Winged Temperance - XV Century
He posted the image here.
His is in Milan, yours in in Oxford, but both are from the Embriachi workshop, 15th century.
Regarding my own view of winged virtues, as usual, it depends on the context. In some works, all the theological virtues are winged and the classical virtues are not. The significance of that should be obvious but, if not, it can be found in Aquinas (and elsewhere). The theological virtues have God as their object and are infused from God rather than being merely practiced habit. The wings suggest that iconographically.
In some works, all the classical virtues are winged, as in the Embriachi boxes. This is little more than an artistic preference, although it can certainly be defended. In some works, however, like the Tarot trumps in Tarot de Marseille, only the highest-ranking virtue is winged. Like Ross, this is an old discussion for me and I'll have to look up some notes to provide examples. As I recall, Giotto provides one such example.
As part of that old discussion, the earliest Italian (ancient Roman) example of winged Temperance is Nike. Seriously. One of her conventional depictions was as wine-bearer to victors, in which capacity she carried one or two vessels. The krater was used specifically to mix water with wine -- to temper it -- before drinking. This is not only a Pagan tradition, not only the literal fact underlying the metaphorical symbolism of Temperance, but also the same practice used in the Eucharist where water is mixed with wine for reasons of Christian symbolism. (The water and blood which poured from Christ's side, symbolizing his human and divine nature, etc.)
The significance of this for Tarot is not merely the existence of an ancient Pagan example, but the appropriateness of Nike triumphing over Death.
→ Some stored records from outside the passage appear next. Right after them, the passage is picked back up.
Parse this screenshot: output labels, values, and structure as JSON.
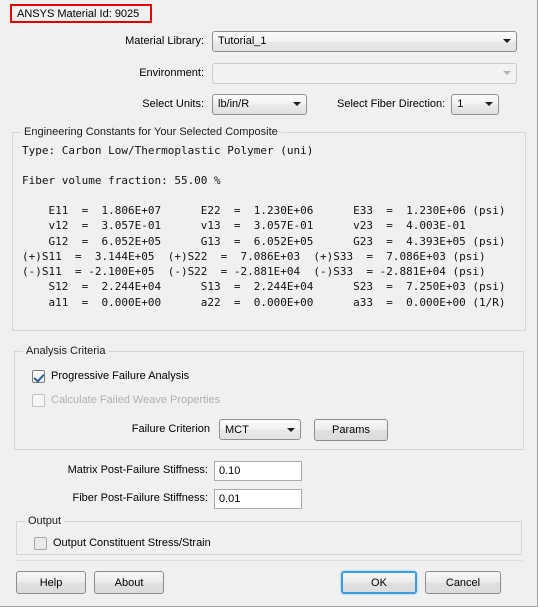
{
  "dialog": {
    "material_id_label": "ANSYS Material Id: 9025",
    "highlight_color": "#e50000"
  },
  "form": {
    "material_library": {
      "label": "Material Library:",
      "value": "Tutorial_1"
    },
    "environment": {
      "label": "Environment:",
      "value": ""
    },
    "select_units": {
      "label": "Select Units:",
      "value": "lb/in/R"
    },
    "select_fiber_direction": {
      "label": "Select Fiber Direction:",
      "value": "1"
    }
  },
  "engineering_constants": {
    "title": "Engineering Constants for Your Selected Composite",
    "type_line": "Type: Carbon Low/Thermoplastic Polymer (uni)",
    "fiber_volume_line": "Fiber volume fraction: 55.00 %",
    "table_text": "    E11  =  1.806E+07      E22  =  1.230E+06      E33  =  1.230E+06 (psi)\n    v12  =  3.057E-01      v13  =  3.057E-01      v23  =  4.003E-01\n    G12  =  6.052E+05      G13  =  6.052E+05      G23  =  4.393E+05 (psi)\n(+)S11  =  3.144E+05  (+)S22  =  7.086E+03  (+)S33  =  7.086E+03 (psi)\n(-)S11  = -2.100E+05  (-)S22  = -2.881E+04  (-)S33  = -2.881E+04 (psi)\n    S12  =  2.244E+04      S13  =  2.244E+04      S23  =  7.250E+03 (psi)\n    a11  =  0.000E+00      a22  =  0.000E+00      a33  =  0.000E+00 (1/R)",
    "rows": [
      {
        "c1_name": "E11",
        "c1_value": "1.806E+07",
        "c2_name": "E22",
        "c2_value": "1.230E+06",
        "c3_name": "E33",
        "c3_value": "1.230E+06",
        "units": "(psi)"
      },
      {
        "c1_name": "v12",
        "c1_value": "3.057E-01",
        "c2_name": "v13",
        "c2_value": "3.057E-01",
        "c3_name": "v23",
        "c3_value": "4.003E-01",
        "units": ""
      },
      {
        "c1_name": "G12",
        "c1_value": "6.052E+05",
        "c2_name": "G13",
        "c2_value": "6.052E+05",
        "c3_name": "G23",
        "c3_value": "4.393E+05",
        "units": "(psi)"
      },
      {
        "c1_name": "(+)S11",
        "c1_value": "3.144E+05",
        "c2_name": "(+)S22",
        "c2_value": "7.086E+03",
        "c3_name": "(+)S33",
        "c3_value": "7.086E+03",
        "units": "(psi)"
      },
      {
        "c1_name": "(-)S11",
        "c1_value": "-2.100E+05",
        "c2_name": "(-)S22",
        "c2_value": "-2.881E+04",
        "c3_name": "(-)S33",
        "c3_value": "-2.881E+04",
        "units": "(psi)"
      },
      {
        "c1_name": "S12",
        "c1_value": "2.244E+04",
        "c2_name": "S13",
        "c2_value": "2.244E+04",
        "c3_name": "S23",
        "c3_value": "7.250E+03",
        "units": "(psi)"
      },
      {
        "c1_name": "a11",
        "c1_value": "0.000E+00",
        "c2_name": "a22",
        "c2_value": "0.000E+00",
        "c3_name": "a33",
        "c3_value": "0.000E+00",
        "units": "(1/R)"
      }
    ]
  },
  "analysis_criteria": {
    "title": "Analysis Criteria",
    "progressive_failure_analysis": {
      "label": "Progressive Failure Analysis",
      "checked": true,
      "enabled": true
    },
    "calculate_failed_weave_properties": {
      "label": "Calculate Failed Weave Properties",
      "checked": false,
      "enabled": false
    },
    "failure_criterion": {
      "label": "Failure Criterion",
      "value": "MCT"
    },
    "params_button": "Params"
  },
  "stiffness": {
    "matrix_label": "Matrix Post-Failure Stiffness:",
    "matrix_value": "0.10",
    "fiber_label": "Fiber Post-Failure Stiffness:",
    "fiber_value": "0.01"
  },
  "output": {
    "title": "Output",
    "constituent_stress_strain": {
      "label": "Output Constituent Stress/Strain",
      "checked": false
    }
  },
  "footer": {
    "help": "Help",
    "about": "About",
    "ok": "OK",
    "cancel": "Cancel"
  }
}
This too was an ancient topos, but an ancient Christian one. Nike was used as a Christian psychopomp in funerary art, based on a passage from St. Paul: In 1 Corinthians he quotes Isaiah: "Death has been swallowed up in victory", and that was a well-known motif. Of course, the winged figure naturally suggests a psychopomp, by analogy with both Mercury and angels, as well as Nike -- Victory.
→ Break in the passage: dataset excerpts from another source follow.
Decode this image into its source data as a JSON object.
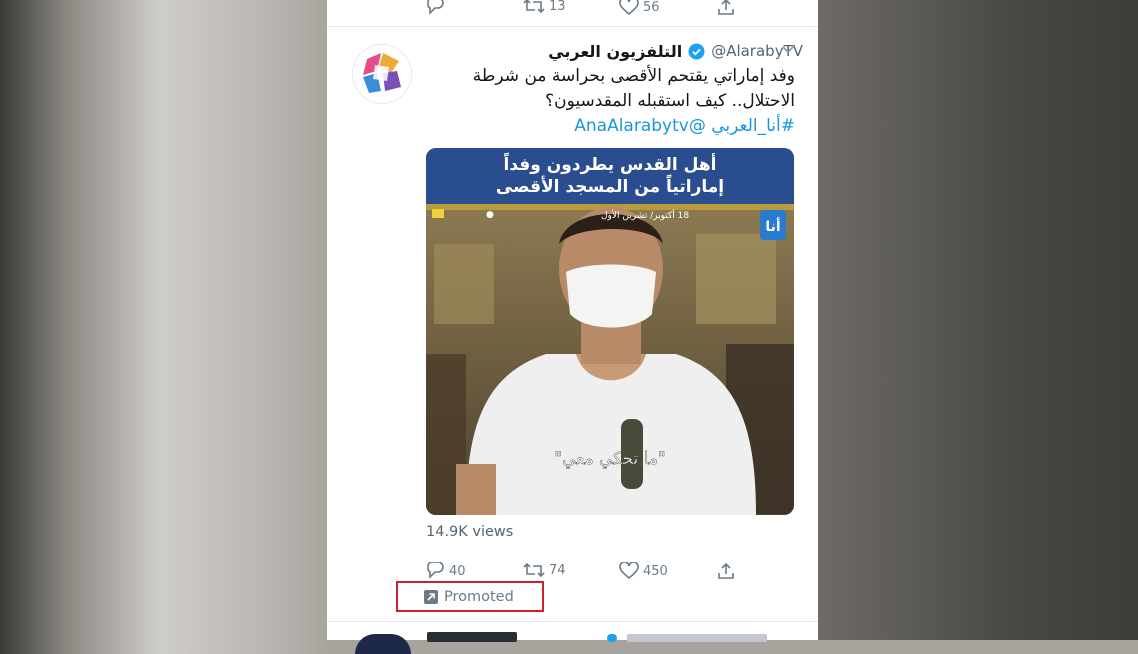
{
  "top_actions": {
    "retweets": "13",
    "likes": "56"
  },
  "tweet": {
    "display_name": "التلفزيون العربي",
    "handle": "@AlarabyTV",
    "text_line1": "وفد إماراتي يقتحم الأقصى بحراسة من شرطة",
    "text_line2": "الاحتلال.. كيف استقبله المقدسيون؟",
    "hashtag": "#أنا_العربي",
    "mention": "@AnaAlarabytv",
    "video": {
      "banner_line1": "أهل القدس يطردون وفداً",
      "banner_line2": "إماراتياً من المسجد الأقصى",
      "date_overlay": "18 أكتوبر/ تشرين الأول",
      "channel_logo": "أنا",
      "subtitle": "\"ما تحكي معي\""
    },
    "views": "14.9K views",
    "replies": "40",
    "retweets": "74",
    "likes": "450",
    "promoted_label": "Promoted"
  },
  "colors": {
    "link": "#1b95e0",
    "verified": "#1da1f2",
    "highlight_box": "#c8222b",
    "banner": "#2a4d8f"
  },
  "icons": [
    "reply-icon",
    "retweet-icon",
    "like-icon",
    "share-icon",
    "verified-badge-icon",
    "chevron-down-icon",
    "promoted-arrow-icon"
  ]
}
So the analogy between Tarot de Marseille's Temperance and Nike resonates in terms of the literal meaning, mixing water with wine, and also in terms of the triumph over Death. That latter connection derives from the generic psychopomp motif, the specific Nike "Death has been swallowed up" motif, and the specific fact that the sacraments are the orthodox Christian means by which triumph over Death is achieved.
Well, that's the short version, anyway.
JMD -- cool picture! Was it part of a pair, or group of images? As Edgar Wind noted, “of the many historical disfigurations to which Renaissance art has been subjected, one of the saddest is that pictures which were conceived in a cyclical spirit have come down to us as solitary paintings.”